The Minnesota Cigar Smokers Association is holding its 7th Annual Make A Wish Herf on Saturday March 12, at 6pm, at Canterbury Park Race Track and Card Club. This event includes silent auctions, live auctions, and a raffle. Last year's event raised over $13,000 for Make A Wish, and we'd like to top that amount this year. Everyone is welcome to attend.

For more information about the event, please check our website:
MNCSA Herf


----------



## CigarNation (Oct 4, 2006)

Topping this one too!

Out goal is 200 attendees and over $20K raised!
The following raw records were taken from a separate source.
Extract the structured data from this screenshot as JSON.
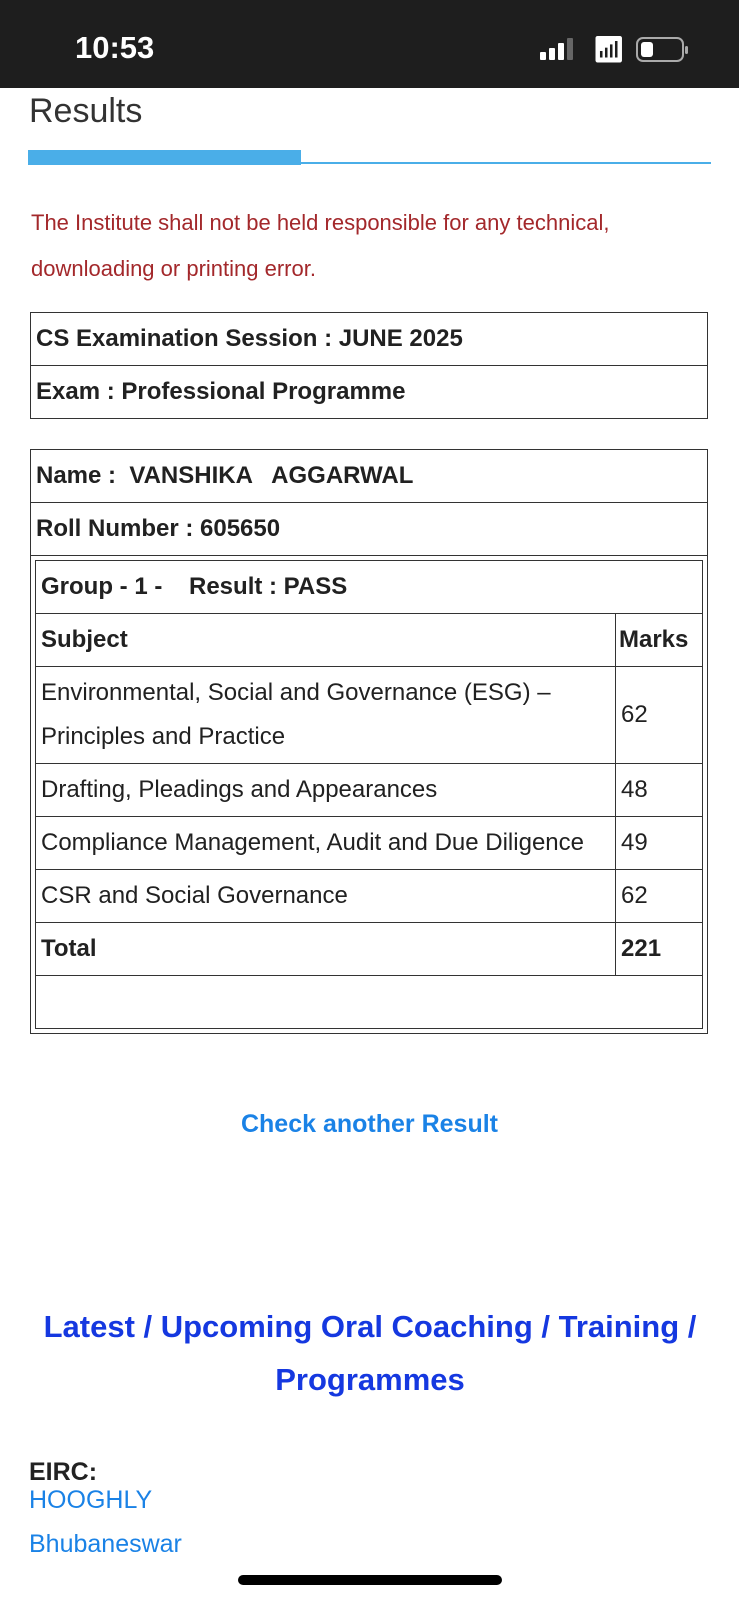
{
  "status_bar": {
    "time": "10:53",
    "signal_icon": "cellular-signal-icon",
    "wifi_icon": "wifi-icon",
    "battery_icon": "battery-icon"
  },
  "page": {
    "title": "Results",
    "disclaimer": "The Institute shall not be held responsible for any technical, downloading or printing error."
  },
  "exam": {
    "session": "CS Examination Session : JUNE 2025",
    "exam": "Exam : Professional Programme"
  },
  "candidate": {
    "name_label": "Name :",
    "name": "VANSHIKA   AGGARWAL",
    "roll": "Roll Number : 605650"
  },
  "result": {
    "group": "Group - 1 -",
    "result": "Result : PASS",
    "subject_header": "Subject",
    "marks_header": "Marks",
    "rows": [
      {
        "subject": "Environmental, Social and Governance (ESG) – Principles and Practice",
        "marks": "62"
      },
      {
        "subject": "Drafting, Pleadings and Appearances",
        "marks": "48"
      },
      {
        "subject": "Compliance Management, Audit and Due Diligence",
        "marks": "49"
      },
      {
        "subject": "CSR and Social Governance",
        "marks": "62"
      }
    ],
    "total_label": "Total",
    "total": "221"
  },
  "links": {
    "check_another": "Check another Result"
  },
  "programmes": {
    "heading": "Latest / Upcoming Oral Coaching / Training / Programmes",
    "region": "EIRC:",
    "cities": [
      "HOOGHLY",
      "Bhubaneswar"
    ]
  },
  "colors": {
    "accent": "#4aaee8",
    "disclaimer": "#a3282b",
    "link": "#1a82e6",
    "heading": "#1538e0"
  }
}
You can get your tickets at Stogies on Grand, St. Croix Cigar Company, The Good Life (Mahtomedi), Tobacco Grove and a few others. Check out www.mncsa.net for all the ticket spots and details!


----------



## MrJerry (May 25, 2005)

I sent off a big box of Killer Beans for the herf...I hope it helps get you guys closer to the 20K goal.
Have a great time guys!!:ss


----------



## Beagle Boy (Jul 26, 2006)

Thanks for the support, very much appreciated


----------



## n2advnture (Aug 9, 2004)

MrJerry said:


> I sent off a big box of Killer Beans for the herf...I hope it helps get you guys closer to the 20K goal.
> Have a great time guys!!:ss


Slow poke :r 

Should be a good one!

~Mark


----------